C’est moins l’adolescence en tant que telle qui, pour Freud (1905), constitue un repère essentiel que les « transformations de la puberté » où la pulsion sexuelle, jusqu’alors essentiellement autoérotique, va découvrir l’objet sexuel, sous le primat de la génitalité. Jones, par contre, accorde un certain statut à l’adolescence, mais strictement limité par la nécessité impérative de réserver à l’infantile la place déterminante. Elle sera la période de transformation finale récapitulant et développant l’évolution que le sujet avait accomplie pendant ses premières années.
Historique
Longtemps cependant, l’adolescence est demeurée le parent pauvre chez les premiers psychanalystes. La coexistence d’éléments névrotiques, pervers, psychotiques, observée par Eissler dans ses cures, le catalogue des divers recours défensifs reconnus par Anna Freud comme constituant autant d’obstacles au déroulement du processus, l’assassinat de Hermine von Hug Hellmuth par son neveu en 1924, ne les encourageaient guère à se lancer dans une telle aventure. C’est donc plutôt de biais qu’ils l’ont abordée, à travers un dirigeant de mouvement de jeunesse comme Bernfeld ou un pionner de l’éducation des délinquants tel Aichhorn ou par l’intermédiaire des phénomènes de groupe avec Helen Deutsch. Longtemps, le traitement psychanalytique classique, en dehors de Blos, ne semble guère avoir eu d’adeptes. L’abord individuel s’est cependant progressivement imposé, notamment avec Male, sa préférence allant à un type d’intervention plus proche de la maïeutique socratique, éclairée par le regard de la psychanalyse. E. Kestemberg, pour sa part, n’a jamais caché sa prédilection pour l’abord des adolescents par le psychodrame et ce n’est que très récemment, à partir de M. et E. Laufer et de Ladame, que l’abord psychanalytique individuel de l’adolescent a gagné ses lettres de noblesse tandis que se développait, notamment en France, une approche psychanalytique de l’adolescent couvrant l’ensemble de ses registres, y compris la prise en charge institutionnelle ; sur le plan clinique, l’ensemble de ses néopathologies - conduites addictives, auto- et hétéro-agressives - comme la problématique de la psychose et des états-limites ; sur le plan socioculturel, l’impact respectif des divers facteurs internes et externes dans le déploiement et les manifestations de la crise et de ses perturbations au sein de « l’espace psychique élargi » (Jeammet) spécifique à cet âge.

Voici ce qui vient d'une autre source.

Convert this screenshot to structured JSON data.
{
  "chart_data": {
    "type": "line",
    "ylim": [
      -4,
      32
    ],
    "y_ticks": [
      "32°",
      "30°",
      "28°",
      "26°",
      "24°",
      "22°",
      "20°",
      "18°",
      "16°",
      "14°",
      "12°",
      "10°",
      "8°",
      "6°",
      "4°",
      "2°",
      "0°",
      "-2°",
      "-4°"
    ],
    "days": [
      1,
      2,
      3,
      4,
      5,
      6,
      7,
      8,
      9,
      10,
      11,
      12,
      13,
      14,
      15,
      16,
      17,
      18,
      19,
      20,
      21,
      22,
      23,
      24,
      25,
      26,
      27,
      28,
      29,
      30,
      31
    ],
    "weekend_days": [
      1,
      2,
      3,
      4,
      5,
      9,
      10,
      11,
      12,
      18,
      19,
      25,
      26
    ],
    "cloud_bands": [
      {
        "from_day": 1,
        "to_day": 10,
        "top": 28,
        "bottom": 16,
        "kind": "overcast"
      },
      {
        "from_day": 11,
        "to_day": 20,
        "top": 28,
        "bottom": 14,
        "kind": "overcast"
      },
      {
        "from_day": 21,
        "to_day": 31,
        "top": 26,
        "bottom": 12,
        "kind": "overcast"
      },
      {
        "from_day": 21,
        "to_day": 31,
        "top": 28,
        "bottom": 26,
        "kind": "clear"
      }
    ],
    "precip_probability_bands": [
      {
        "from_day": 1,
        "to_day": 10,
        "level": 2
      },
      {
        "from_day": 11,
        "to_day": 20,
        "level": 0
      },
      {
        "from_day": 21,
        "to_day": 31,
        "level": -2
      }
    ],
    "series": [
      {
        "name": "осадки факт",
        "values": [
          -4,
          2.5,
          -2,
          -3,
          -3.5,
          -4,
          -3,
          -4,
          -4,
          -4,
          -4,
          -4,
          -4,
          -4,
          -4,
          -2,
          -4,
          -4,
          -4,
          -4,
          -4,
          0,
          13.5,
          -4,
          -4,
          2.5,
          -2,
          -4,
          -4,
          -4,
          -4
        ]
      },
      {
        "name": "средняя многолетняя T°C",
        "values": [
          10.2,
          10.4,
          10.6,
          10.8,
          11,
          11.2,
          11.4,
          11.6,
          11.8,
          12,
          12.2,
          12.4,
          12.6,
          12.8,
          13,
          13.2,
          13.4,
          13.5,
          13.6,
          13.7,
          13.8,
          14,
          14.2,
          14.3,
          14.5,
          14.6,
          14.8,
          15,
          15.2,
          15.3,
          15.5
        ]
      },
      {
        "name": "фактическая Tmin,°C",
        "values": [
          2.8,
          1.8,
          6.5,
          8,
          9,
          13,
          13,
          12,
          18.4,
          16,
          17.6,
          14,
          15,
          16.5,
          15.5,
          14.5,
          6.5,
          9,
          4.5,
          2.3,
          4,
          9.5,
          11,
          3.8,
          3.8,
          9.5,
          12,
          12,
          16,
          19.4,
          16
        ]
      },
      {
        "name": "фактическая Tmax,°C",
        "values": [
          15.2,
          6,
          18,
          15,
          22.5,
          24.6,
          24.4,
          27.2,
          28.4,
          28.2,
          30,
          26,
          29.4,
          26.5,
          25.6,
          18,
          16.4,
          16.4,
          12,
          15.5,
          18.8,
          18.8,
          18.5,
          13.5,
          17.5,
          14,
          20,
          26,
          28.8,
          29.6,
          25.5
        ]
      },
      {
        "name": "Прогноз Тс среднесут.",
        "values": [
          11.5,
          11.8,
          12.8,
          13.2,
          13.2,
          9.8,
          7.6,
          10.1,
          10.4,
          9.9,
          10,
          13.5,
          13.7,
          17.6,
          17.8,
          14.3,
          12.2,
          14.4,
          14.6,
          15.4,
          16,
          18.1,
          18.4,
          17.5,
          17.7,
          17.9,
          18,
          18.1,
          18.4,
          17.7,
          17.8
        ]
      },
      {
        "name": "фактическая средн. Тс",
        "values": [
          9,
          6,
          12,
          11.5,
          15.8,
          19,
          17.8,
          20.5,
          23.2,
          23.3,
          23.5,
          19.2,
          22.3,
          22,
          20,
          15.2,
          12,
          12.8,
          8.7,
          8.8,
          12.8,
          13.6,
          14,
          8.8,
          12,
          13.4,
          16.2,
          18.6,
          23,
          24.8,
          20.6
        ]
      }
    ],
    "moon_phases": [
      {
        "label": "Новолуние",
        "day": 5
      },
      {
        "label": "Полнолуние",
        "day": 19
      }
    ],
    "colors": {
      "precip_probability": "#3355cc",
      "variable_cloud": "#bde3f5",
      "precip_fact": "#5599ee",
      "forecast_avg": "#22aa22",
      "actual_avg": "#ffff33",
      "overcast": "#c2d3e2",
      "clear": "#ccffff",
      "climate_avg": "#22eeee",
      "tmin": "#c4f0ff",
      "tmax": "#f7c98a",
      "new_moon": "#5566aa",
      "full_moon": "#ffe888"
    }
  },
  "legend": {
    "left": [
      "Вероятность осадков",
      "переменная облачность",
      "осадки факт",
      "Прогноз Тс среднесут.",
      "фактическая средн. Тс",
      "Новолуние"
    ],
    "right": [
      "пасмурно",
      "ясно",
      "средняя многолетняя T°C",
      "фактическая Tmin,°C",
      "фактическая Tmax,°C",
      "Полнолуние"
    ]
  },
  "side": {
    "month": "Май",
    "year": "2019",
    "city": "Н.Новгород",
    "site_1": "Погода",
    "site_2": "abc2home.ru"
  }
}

Freud, dès 1895, dans l’Esquisse, avait pris comme modèle de l’après-coup précisément une problématique d’adolescence, celle bien connue d’Emma, cette jeune femme présentant la phobie d’entrer seule dans un magasin. Lors de l’investigation que Freud avait alors entreprise, était apparu le souvenir, à l'âge de 13 ans, d’être allée dans un magasin de vêtements où elle avait eu la conviction que les deux vendeurs se moquaient d’elle, riaient (il y en avait un en particulier qui semblait l’intéresser beaucoup mais qui la regardait d’un air goguenard), et c’est depuis ce moment-là, dit-elle, qu’avait surgi sa phobie des boutiques. Freud, très justement, s’interroge sur le lien de cause à effet entre les deux événements, lien qui n’allait pas de soi, d’autant qu’elle prétendait que c’était parce que ses vêtements étaient l’objet de moquerie qu’elle ne pouvait plus pénétrer dans un magasin : ce que Freud pointe comme ‘proton pseudos’ (premier mensonge), c’est-à-dire comme une fausse connexion, un lien qui est fait là, apparemment en toute bonne foi, entre deux éléments dont le rapport de cause à effet est rien moins qu’évident. En poursuivant son investigation, il apprend que, quelques années auparavant, elle était allée se chercher des confiseries dans une boutique dont le patron avait essayé de lui caresser les organes génitaux à travers sa robe, avec une sorte de sourire sardonique.
D’où le lien, alors établi par Freud, entre ce qui s’entait passé à travers la robe et le sourire sardonique du marchand de bonbons d’une part, et les rires attribués aux vendeurs de vêtements d’autre part. Il montre ainsi comment le premier événement, effectivement traumatique, n’avait pu être intégré par l’enfant et que ce n’était que dans un second temps, dans un après-coup, que cette scène revêtait toute sa signification, dès lors qu’elle concernait une préadolescente prise dans sa problématique pulsionnelle et sa culpabilité. Cet épisode implique apparemment un traumatisme «réel.»
Ultérieurement on s’est bien rendu compte que les choses étaient infiniment plus compliquées et que c’était à partir de tout ce qui était élaboration par le sujet, au niveau inconscient, de ses propres désirs, dans le registre de la séduction, de l’angoisse de castration, de la scène primitive, que les événements vécus se voyaient intégré au sein de cette problématique fondamentale, d’abord et avant tout pulsionnelle. L’après-coup ne s’en trouve pas pour autant remis en cause, dont l’adolescence constitue, à juste titre, le paradigme.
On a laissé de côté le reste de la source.